Ginecologia

dic42016

Nelle donne a basso rischio coronarico, le calcificazioni predicono il rischio

Per le donne con un rischio di malattia aterosclerotica cardiovascolare (Ascvd) basso, la presenza di calcificazioni dell'arteria coronarica appare associata a un aumento delle probabilità di Ascvd, e permette una migliore accuratezza prognostica rispetto ai tradizionali fattori di rischio: «Non è ancora del tutto chiaro il ruolo della determinazione del calcio coronarico (Cac) nella strategia preventiva per le donne che secondo le linee-guida dell'American College of Cardiology e dell'American Heart Association sono a basso rischio cardiovascolare» scrivono Maryam Kavousi e colleghi dell'Erasmus University Medical Center di Rotterdam, in Olanda, in uno studio presentato al convegno annuale 2016 dell'American Heart Association in concomitanza con la pubblicazione su Jama. La quantità di calcio coronarico, sottolineano i ricercatori, segnala un'aterosclerosi subclinica, e la presenza di calcio coronarico in soggetti asintomatici si associa a un aumento delle probabilità di malattia coronarica (Chd) e di mortalità per tutte le cause.
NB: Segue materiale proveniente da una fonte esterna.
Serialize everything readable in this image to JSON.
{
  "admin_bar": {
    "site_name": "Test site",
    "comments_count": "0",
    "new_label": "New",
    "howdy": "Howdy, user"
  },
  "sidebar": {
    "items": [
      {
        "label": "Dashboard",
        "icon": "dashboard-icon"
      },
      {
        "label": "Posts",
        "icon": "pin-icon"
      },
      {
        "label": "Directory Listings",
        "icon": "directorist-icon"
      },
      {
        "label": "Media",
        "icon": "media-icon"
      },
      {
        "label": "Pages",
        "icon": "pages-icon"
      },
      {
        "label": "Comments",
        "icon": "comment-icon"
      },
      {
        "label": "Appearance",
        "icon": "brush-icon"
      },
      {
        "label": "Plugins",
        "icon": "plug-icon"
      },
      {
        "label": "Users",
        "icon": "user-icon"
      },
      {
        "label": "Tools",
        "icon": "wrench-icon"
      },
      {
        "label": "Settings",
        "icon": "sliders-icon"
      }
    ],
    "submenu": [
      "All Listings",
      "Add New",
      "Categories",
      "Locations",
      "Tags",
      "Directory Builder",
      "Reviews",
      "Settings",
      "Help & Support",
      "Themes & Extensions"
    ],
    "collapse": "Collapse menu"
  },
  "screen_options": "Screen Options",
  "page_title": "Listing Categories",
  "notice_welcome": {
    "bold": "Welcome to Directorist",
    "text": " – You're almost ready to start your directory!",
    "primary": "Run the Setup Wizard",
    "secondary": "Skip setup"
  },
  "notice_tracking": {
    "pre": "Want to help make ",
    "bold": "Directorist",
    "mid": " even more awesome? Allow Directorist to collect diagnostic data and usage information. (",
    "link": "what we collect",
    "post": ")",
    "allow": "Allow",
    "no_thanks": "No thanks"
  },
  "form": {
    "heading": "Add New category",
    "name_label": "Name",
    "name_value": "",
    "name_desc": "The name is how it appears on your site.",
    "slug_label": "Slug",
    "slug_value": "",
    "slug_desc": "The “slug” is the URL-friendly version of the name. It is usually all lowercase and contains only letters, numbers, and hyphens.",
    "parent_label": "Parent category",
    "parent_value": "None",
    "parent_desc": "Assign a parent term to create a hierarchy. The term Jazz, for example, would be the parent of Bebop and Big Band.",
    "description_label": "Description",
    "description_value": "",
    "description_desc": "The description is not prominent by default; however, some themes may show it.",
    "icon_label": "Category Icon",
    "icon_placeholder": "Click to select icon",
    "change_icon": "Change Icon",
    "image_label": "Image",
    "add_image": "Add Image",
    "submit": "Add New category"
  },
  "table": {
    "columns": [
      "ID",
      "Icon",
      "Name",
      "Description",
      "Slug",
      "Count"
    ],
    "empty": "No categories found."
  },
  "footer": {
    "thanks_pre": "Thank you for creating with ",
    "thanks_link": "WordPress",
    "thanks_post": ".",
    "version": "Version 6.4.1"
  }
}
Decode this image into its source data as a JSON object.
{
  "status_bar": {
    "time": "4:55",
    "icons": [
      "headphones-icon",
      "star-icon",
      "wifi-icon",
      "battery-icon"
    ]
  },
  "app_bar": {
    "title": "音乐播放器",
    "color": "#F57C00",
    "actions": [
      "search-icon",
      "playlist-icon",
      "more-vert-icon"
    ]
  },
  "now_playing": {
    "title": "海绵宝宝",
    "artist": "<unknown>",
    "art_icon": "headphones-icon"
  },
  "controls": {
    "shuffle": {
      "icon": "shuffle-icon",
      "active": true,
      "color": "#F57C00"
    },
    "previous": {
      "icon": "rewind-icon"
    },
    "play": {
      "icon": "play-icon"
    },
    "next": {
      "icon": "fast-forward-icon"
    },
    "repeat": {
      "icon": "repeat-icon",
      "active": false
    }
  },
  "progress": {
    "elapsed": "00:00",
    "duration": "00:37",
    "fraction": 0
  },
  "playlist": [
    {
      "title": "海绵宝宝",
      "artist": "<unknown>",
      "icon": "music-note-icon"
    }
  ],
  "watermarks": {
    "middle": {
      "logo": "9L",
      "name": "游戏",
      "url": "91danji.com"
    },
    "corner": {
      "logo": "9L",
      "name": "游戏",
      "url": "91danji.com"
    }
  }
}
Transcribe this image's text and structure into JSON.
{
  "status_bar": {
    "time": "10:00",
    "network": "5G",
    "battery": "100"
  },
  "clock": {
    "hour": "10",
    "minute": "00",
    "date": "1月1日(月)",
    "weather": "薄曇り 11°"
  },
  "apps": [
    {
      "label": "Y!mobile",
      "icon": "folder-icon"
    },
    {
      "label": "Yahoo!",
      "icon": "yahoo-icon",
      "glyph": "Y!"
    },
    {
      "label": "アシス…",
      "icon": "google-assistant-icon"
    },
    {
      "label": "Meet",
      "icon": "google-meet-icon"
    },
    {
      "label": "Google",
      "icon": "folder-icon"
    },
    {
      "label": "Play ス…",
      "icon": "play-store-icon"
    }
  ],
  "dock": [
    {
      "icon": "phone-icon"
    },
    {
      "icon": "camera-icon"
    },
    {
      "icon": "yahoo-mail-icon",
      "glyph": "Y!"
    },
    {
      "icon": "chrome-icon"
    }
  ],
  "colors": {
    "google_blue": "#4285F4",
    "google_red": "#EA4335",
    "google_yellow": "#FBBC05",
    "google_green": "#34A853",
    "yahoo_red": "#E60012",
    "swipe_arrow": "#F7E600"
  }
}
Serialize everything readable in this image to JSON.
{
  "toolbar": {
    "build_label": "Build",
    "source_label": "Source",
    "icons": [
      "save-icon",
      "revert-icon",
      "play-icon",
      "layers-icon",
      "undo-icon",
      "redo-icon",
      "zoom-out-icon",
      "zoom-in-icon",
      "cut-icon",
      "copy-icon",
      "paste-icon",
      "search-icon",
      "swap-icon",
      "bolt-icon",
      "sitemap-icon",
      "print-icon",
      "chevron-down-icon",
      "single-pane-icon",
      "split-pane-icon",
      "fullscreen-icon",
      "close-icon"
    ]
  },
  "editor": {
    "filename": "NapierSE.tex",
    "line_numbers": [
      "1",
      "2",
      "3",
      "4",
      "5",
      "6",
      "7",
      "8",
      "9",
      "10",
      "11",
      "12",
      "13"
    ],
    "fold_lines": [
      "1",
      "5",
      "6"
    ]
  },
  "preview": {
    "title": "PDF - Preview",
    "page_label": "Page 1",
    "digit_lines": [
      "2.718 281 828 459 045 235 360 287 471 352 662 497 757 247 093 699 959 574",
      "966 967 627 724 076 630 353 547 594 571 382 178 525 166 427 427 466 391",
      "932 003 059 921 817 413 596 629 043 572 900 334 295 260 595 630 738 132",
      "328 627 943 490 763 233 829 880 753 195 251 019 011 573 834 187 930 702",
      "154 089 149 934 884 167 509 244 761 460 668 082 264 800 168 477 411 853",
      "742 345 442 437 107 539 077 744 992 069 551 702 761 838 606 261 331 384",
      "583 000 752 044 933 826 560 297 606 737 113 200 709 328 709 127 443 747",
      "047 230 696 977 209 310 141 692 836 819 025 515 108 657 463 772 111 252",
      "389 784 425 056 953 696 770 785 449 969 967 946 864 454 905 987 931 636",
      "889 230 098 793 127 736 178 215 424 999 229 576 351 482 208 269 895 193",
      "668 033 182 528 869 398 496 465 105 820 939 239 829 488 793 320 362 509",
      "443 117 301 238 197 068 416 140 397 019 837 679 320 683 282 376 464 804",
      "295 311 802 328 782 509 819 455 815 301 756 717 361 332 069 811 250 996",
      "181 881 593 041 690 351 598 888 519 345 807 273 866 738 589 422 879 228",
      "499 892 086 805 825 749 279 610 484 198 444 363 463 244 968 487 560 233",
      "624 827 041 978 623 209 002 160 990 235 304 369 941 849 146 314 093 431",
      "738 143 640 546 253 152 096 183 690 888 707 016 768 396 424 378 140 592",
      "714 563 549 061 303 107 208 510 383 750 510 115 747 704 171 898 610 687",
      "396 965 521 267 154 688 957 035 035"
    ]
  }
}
Kavousi e colleghi hanno valutato la potenziale utilità del test del calcio coronarico con tomografia computerizzata nella stratificazione del rischio cardiovascolare nelle donne a basso rischio di malattia aterosclerotica. Sono state prese in esame oltre 6.700 donne (di età compresa tra 44 e 63 anni) con rischio di Ascvd a 10 anni inferiore al 7,5%, che dopo essere state selezionate da 5 ampie coorti di popolazione sono state seguite per un minimo di 7 anni, fino a poco oltre 11 anni. Oltre un terzo di loro (36%) presentava un esame del calcio coronarico positivo. «Durante il follow-up si sono verificati un totale di 165 eventi Ascvd, di cui 64 eventi cardiaci acuti fatali, 29 decessi per malattia coronarica e 72 ictus» scrivono gli autori, sottolineando che rispetto all'assenza di calcio coronarico, la presenza di calcificazioni coronariche si associa a un aumentato rischio di Ascvd e a una maggiore accuratezza prognostica, la cui utilità clinica dovrà essere valutata da future ricerche.